El rey de Casi-Todo tenía casi todo. Tenía tierras, ejércitos y tenía
mucho oro. Pero el rey no estaba satisfecho con el Casi-Todo. Quería Todo.
Era lógico. Quería todas las tierras. Quería todos los ejércitos del
mundo. Y quería todo el oro que hubiese. Entonces, mandó a sus soldados a por
todo.
Así fueron conquistadas más tierras. Otros ejércitos fueron dominados,
y en sus cofres ya no cabía tanto oro. Pero el rey todavía no tenía Todo. Seguía
siendo el rey de Casi-Todo. Por eso, quiso más y más.
Quiso las flores, los frutos y los pájaros. Quiso las estrellas y el
Sol. Flores, frutos y pájaros le fueron traídos. Se apresaron las estrellas y
el Sol también perdió su libertad en sus dominios.
Pero el rey todavía no tenía Todo. Porque teniendo las flores, no podía
quitarles la belleza y el perfume. Teniendo los frutos, no podía quitarles el
sabor.
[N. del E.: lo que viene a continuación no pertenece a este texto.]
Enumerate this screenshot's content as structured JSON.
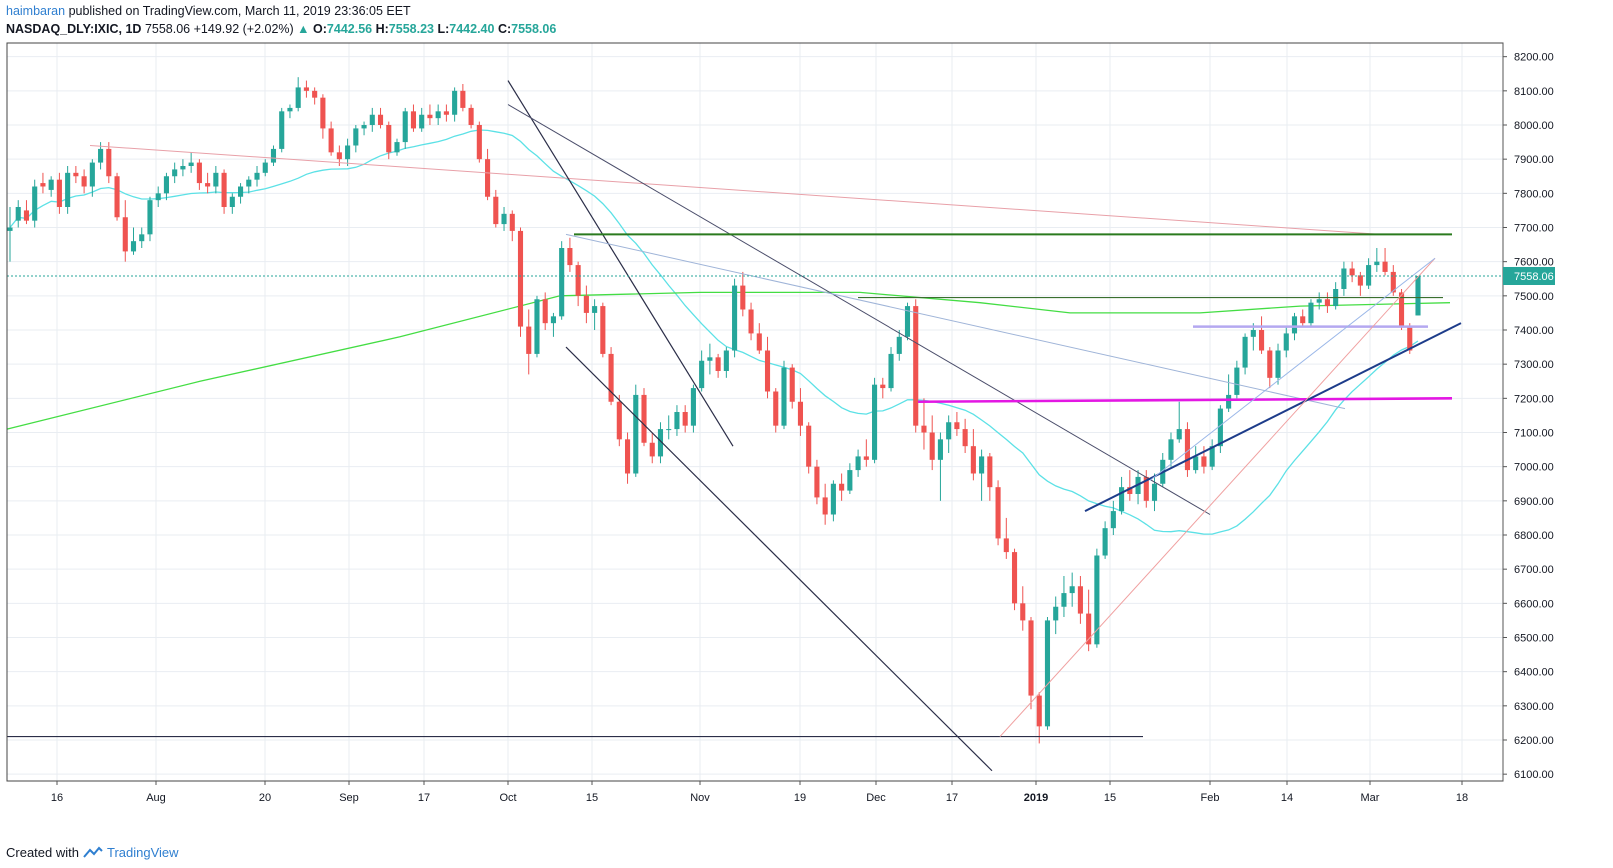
{
  "header": {
    "author": "haimbaran",
    "published_text": "published on TradingView.com, March 11, 2019 23:36:05 EET",
    "symbol": "NASDAQ_DLY:IXIC, 1D",
    "last": "7558.06",
    "change": "+149.92 (+2.02%)",
    "open_label": "O:",
    "open": "7442.56",
    "high_label": "H:",
    "high": "7558.23",
    "low_label": "L:",
    "low": "7442.40",
    "close_label": "C:",
    "close": "7558.06"
  },
  "footer": {
    "created_with": "Created with",
    "brand": "TradingView"
  },
  "colors": {
    "up": "#26a69a",
    "down": "#ef5350",
    "ma_short": "#5ce1e6",
    "ma_long": "#44dd44",
    "grid": "#e9edf2",
    "magenta": "#e317e3",
    "navy": "#1d3c8a",
    "dark_green": "#2a7a1e",
    "lavender": "#b4a8f0",
    "pink_line": "#e8a0a8",
    "price_tag": "#26a69a"
  },
  "chart_data": {
    "type": "candlestick",
    "symbol": "NASDAQ_DLY:IXIC",
    "interval": "1D",
    "y_range": [
      6080,
      8240
    ],
    "y_ticks": [
      "8200.00",
      "8100.00",
      "8000.00",
      "7900.00",
      "7800.00",
      "7700.00",
      "7600.00",
      "7500.00",
      "7400.00",
      "7300.00",
      "7200.00",
      "7100.00",
      "7000.00",
      "6900.00",
      "6800.00",
      "6700.00",
      "6600.00",
      "6500.00",
      "6400.00",
      "6300.00",
      "6200.00",
      "6100.00"
    ],
    "x_ticks": [
      "16",
      "Aug",
      "20",
      "Sep",
      "17",
      "Oct",
      "15",
      "Nov",
      "19",
      "Dec",
      "17",
      "2019",
      "15",
      "Feb",
      "14",
      "Mar",
      "18"
    ],
    "last_price_label": "7558.06",
    "ohlc": [
      [
        7690,
        7760,
        7600,
        7700
      ],
      [
        7720,
        7780,
        7700,
        7760
      ],
      [
        7750,
        7780,
        7710,
        7720
      ],
      [
        7720,
        7840,
        7700,
        7820
      ],
      [
        7830,
        7860,
        7800,
        7820
      ],
      [
        7810,
        7850,
        7790,
        7840
      ],
      [
        7840,
        7860,
        7740,
        7760
      ],
      [
        7760,
        7880,
        7740,
        7860
      ],
      [
        7860,
        7880,
        7830,
        7850
      ],
      [
        7850,
        7870,
        7800,
        7820
      ],
      [
        7820,
        7900,
        7790,
        7890
      ],
      [
        7890,
        7950,
        7870,
        7930
      ],
      [
        7930,
        7950,
        7830,
        7850
      ],
      [
        7850,
        7860,
        7720,
        7730
      ],
      [
        7730,
        7780,
        7600,
        7630
      ],
      [
        7630,
        7700,
        7620,
        7660
      ],
      [
        7660,
        7700,
        7640,
        7680
      ],
      [
        7680,
        7790,
        7660,
        7780
      ],
      [
        7780,
        7820,
        7760,
        7800
      ],
      [
        7800,
        7860,
        7780,
        7850
      ],
      [
        7850,
        7890,
        7830,
        7870
      ],
      [
        7870,
        7900,
        7850,
        7880
      ],
      [
        7880,
        7920,
        7860,
        7890
      ],
      [
        7890,
        7900,
        7810,
        7830
      ],
      [
        7830,
        7860,
        7800,
        7820
      ],
      [
        7820,
        7880,
        7800,
        7860
      ],
      [
        7860,
        7870,
        7740,
        7760
      ],
      [
        7760,
        7800,
        7740,
        7790
      ],
      [
        7790,
        7830,
        7770,
        7820
      ],
      [
        7820,
        7850,
        7800,
        7840
      ],
      [
        7840,
        7880,
        7820,
        7860
      ],
      [
        7860,
        7900,
        7850,
        7890
      ],
      [
        7890,
        7940,
        7880,
        7930
      ],
      [
        7930,
        8050,
        7920,
        8040
      ],
      [
        8040,
        8060,
        8020,
        8050
      ],
      [
        8050,
        8140,
        8040,
        8110
      ],
      [
        8110,
        8130,
        8080,
        8100
      ],
      [
        8100,
        8110,
        8060,
        8080
      ],
      [
        8080,
        8090,
        7960,
        7990
      ],
      [
        7990,
        8010,
        7910,
        7920
      ],
      [
        7920,
        7940,
        7880,
        7900
      ],
      [
        7900,
        7960,
        7880,
        7940
      ],
      [
        7940,
        8000,
        7920,
        7990
      ],
      [
        7990,
        8010,
        7970,
        8000
      ],
      [
        8000,
        8050,
        7980,
        8030
      ],
      [
        8030,
        8050,
        7990,
        8000
      ],
      [
        8000,
        8010,
        7900,
        7920
      ],
      [
        7920,
        7960,
        7910,
        7950
      ],
      [
        7950,
        8050,
        7930,
        8040
      ],
      [
        8040,
        8060,
        7980,
        7990
      ],
      [
        7990,
        8050,
        7980,
        8030
      ],
      [
        8030,
        8060,
        8000,
        8020
      ],
      [
        8020,
        8060,
        8000,
        8040
      ],
      [
        8040,
        8060,
        8010,
        8030
      ],
      [
        8030,
        8110,
        8010,
        8100
      ],
      [
        8100,
        8120,
        8040,
        8050
      ],
      [
        8050,
        8060,
        7990,
        8000
      ],
      [
        8000,
        8010,
        7890,
        7900
      ],
      [
        7900,
        7930,
        7780,
        7790
      ],
      [
        7790,
        7810,
        7700,
        7710
      ],
      [
        7710,
        7760,
        7690,
        7740
      ],
      [
        7740,
        7750,
        7660,
        7690
      ],
      [
        7690,
        7700,
        7380,
        7410
      ],
      [
        7410,
        7460,
        7270,
        7330
      ],
      [
        7330,
        7500,
        7320,
        7490
      ],
      [
        7490,
        7510,
        7400,
        7420
      ],
      [
        7420,
        7450,
        7380,
        7440
      ],
      [
        7440,
        7660,
        7430,
        7640
      ],
      [
        7640,
        7670,
        7570,
        7590
      ],
      [
        7590,
        7600,
        7470,
        7500
      ],
      [
        7500,
        7530,
        7420,
        7450
      ],
      [
        7450,
        7490,
        7400,
        7470
      ],
      [
        7470,
        7480,
        7320,
        7330
      ],
      [
        7330,
        7350,
        7180,
        7190
      ],
      [
        7190,
        7210,
        7060,
        7080
      ],
      [
        7080,
        7100,
        6950,
        6980
      ],
      [
        6980,
        7240,
        6970,
        7210
      ],
      [
        7210,
        7230,
        7060,
        7070
      ],
      [
        7070,
        7100,
        7010,
        7030
      ],
      [
        7030,
        7130,
        7010,
        7110
      ],
      [
        7110,
        7150,
        7080,
        7110
      ],
      [
        7110,
        7180,
        7090,
        7160
      ],
      [
        7160,
        7180,
        7100,
        7120
      ],
      [
        7120,
        7240,
        7100,
        7230
      ],
      [
        7230,
        7340,
        7220,
        7310
      ],
      [
        7310,
        7360,
        7270,
        7320
      ],
      [
        7320,
        7330,
        7260,
        7280
      ],
      [
        7280,
        7350,
        7260,
        7340
      ],
      [
        7340,
        7550,
        7320,
        7530
      ],
      [
        7530,
        7570,
        7440,
        7460
      ],
      [
        7460,
        7480,
        7370,
        7390
      ],
      [
        7390,
        7420,
        7330,
        7340
      ],
      [
        7340,
        7380,
        7200,
        7220
      ],
      [
        7220,
        7230,
        7100,
        7120
      ],
      [
        7120,
        7310,
        7110,
        7290
      ],
      [
        7290,
        7300,
        7170,
        7190
      ],
      [
        7190,
        7230,
        7090,
        7120
      ],
      [
        7120,
        7130,
        6980,
        7000
      ],
      [
        7000,
        7020,
        6890,
        6910
      ],
      [
        6910,
        6950,
        6830,
        6860
      ],
      [
        6860,
        6960,
        6840,
        6950
      ],
      [
        6950,
        6980,
        6900,
        6930
      ],
      [
        6930,
        7010,
        6920,
        6990
      ],
      [
        6990,
        7050,
        6970,
        7030
      ],
      [
        7030,
        7080,
        7000,
        7020
      ],
      [
        7020,
        7260,
        7010,
        7240
      ],
      [
        7240,
        7260,
        7200,
        7230
      ],
      [
        7230,
        7350,
        7220,
        7330
      ],
      [
        7330,
        7400,
        7310,
        7380
      ],
      [
        7380,
        7480,
        7370,
        7470
      ],
      [
        7470,
        7490,
        7100,
        7120
      ],
      [
        7120,
        7200,
        7050,
        7100
      ],
      [
        7100,
        7150,
        6990,
        7020
      ],
      [
        7020,
        7100,
        6900,
        7080
      ],
      [
        7080,
        7150,
        7040,
        7130
      ],
      [
        7130,
        7160,
        7090,
        7110
      ],
      [
        7110,
        7140,
        7040,
        7060
      ],
      [
        7060,
        7110,
        6960,
        6980
      ],
      [
        6980,
        7050,
        6900,
        7030
      ],
      [
        7030,
        7040,
        6900,
        6940
      ],
      [
        6940,
        6960,
        6770,
        6790
      ],
      [
        6790,
        6850,
        6730,
        6750
      ],
      [
        6750,
        6760,
        6580,
        6600
      ],
      [
        6600,
        6650,
        6520,
        6550
      ],
      [
        6550,
        6560,
        6290,
        6330
      ],
      [
        6330,
        6340,
        6190,
        6240
      ],
      [
        6240,
        6560,
        6230,
        6550
      ],
      [
        6550,
        6620,
        6510,
        6590
      ],
      [
        6590,
        6680,
        6560,
        6630
      ],
      [
        6630,
        6690,
        6590,
        6650
      ],
      [
        6650,
        6680,
        6540,
        6570
      ],
      [
        6570,
        6640,
        6460,
        6480
      ],
      [
        6480,
        6760,
        6470,
        6740
      ],
      [
        6740,
        6840,
        6730,
        6820
      ],
      [
        6820,
        6900,
        6800,
        6870
      ],
      [
        6870,
        6970,
        6860,
        6940
      ],
      [
        6940,
        6990,
        6900,
        6920
      ],
      [
        6920,
        6990,
        6890,
        6970
      ],
      [
        6970,
        6990,
        6880,
        6900
      ],
      [
        6900,
        6980,
        6870,
        6950
      ],
      [
        6950,
        7040,
        6940,
        7020
      ],
      [
        7020,
        7100,
        7000,
        7080
      ],
      [
        7080,
        7190,
        7070,
        7110
      ],
      [
        7110,
        7130,
        6970,
        6990
      ],
      [
        6990,
        7060,
        6980,
        7030
      ],
      [
        7030,
        7060,
        6980,
        7000
      ],
      [
        7000,
        7080,
        6990,
        7060
      ],
      [
        7060,
        7180,
        7040,
        7170
      ],
      [
        7170,
        7270,
        7160,
        7210
      ],
      [
        7210,
        7310,
        7200,
        7290
      ],
      [
        7290,
        7390,
        7270,
        7380
      ],
      [
        7380,
        7420,
        7340,
        7400
      ],
      [
        7400,
        7440,
        7330,
        7340
      ],
      [
        7340,
        7350,
        7230,
        7260
      ],
      [
        7260,
        7360,
        7240,
        7340
      ],
      [
        7340,
        7410,
        7320,
        7390
      ],
      [
        7390,
        7450,
        7370,
        7440
      ],
      [
        7440,
        7460,
        7410,
        7420
      ],
      [
        7420,
        7490,
        7410,
        7480
      ],
      [
        7480,
        7510,
        7460,
        7490
      ],
      [
        7490,
        7510,
        7450,
        7470
      ],
      [
        7470,
        7540,
        7460,
        7520
      ],
      [
        7520,
        7600,
        7500,
        7580
      ],
      [
        7580,
        7600,
        7540,
        7560
      ],
      [
        7560,
        7570,
        7500,
        7530
      ],
      [
        7530,
        7610,
        7520,
        7590
      ],
      [
        7590,
        7640,
        7570,
        7600
      ],
      [
        7600,
        7640,
        7560,
        7570
      ],
      [
        7570,
        7590,
        7500,
        7510
      ],
      [
        7510,
        7520,
        7400,
        7410
      ],
      [
        7410,
        7420,
        7330,
        7340
      ],
      [
        7442.56,
        7558.23,
        7442.4,
        7558.06
      ]
    ]
  }
}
Teniendo los pájaros, no pudo quitarles el canto.
Teniendo las estrellas y el Sol, no podía quitarles la luz. El rey era
aún el rey de Casi-Todo. Y se puso triste.
Muy triste. Sus reinos eran ahora muy feos. No había flores ni frutos.
La noche no tenía estrellas y el día no tenía Sol.
Entonces el rey de Casi-Todo no quiso nada más.
Devolvió las flores a los campos y ordenó que se entregasen las tierras
conquistadas. Soltó a los pájaros y mandó que distribuyesen las estrellas por
el cielo y que liberaran al Sol.
Y el rey fue feliz.
Su Reino volvía a ser hermoso. Razonablemente hermoso.
En su inmensa alegría, sintió paz y vio que no era más el rey de
Casi-Todo. Ahora lo tenía Todo.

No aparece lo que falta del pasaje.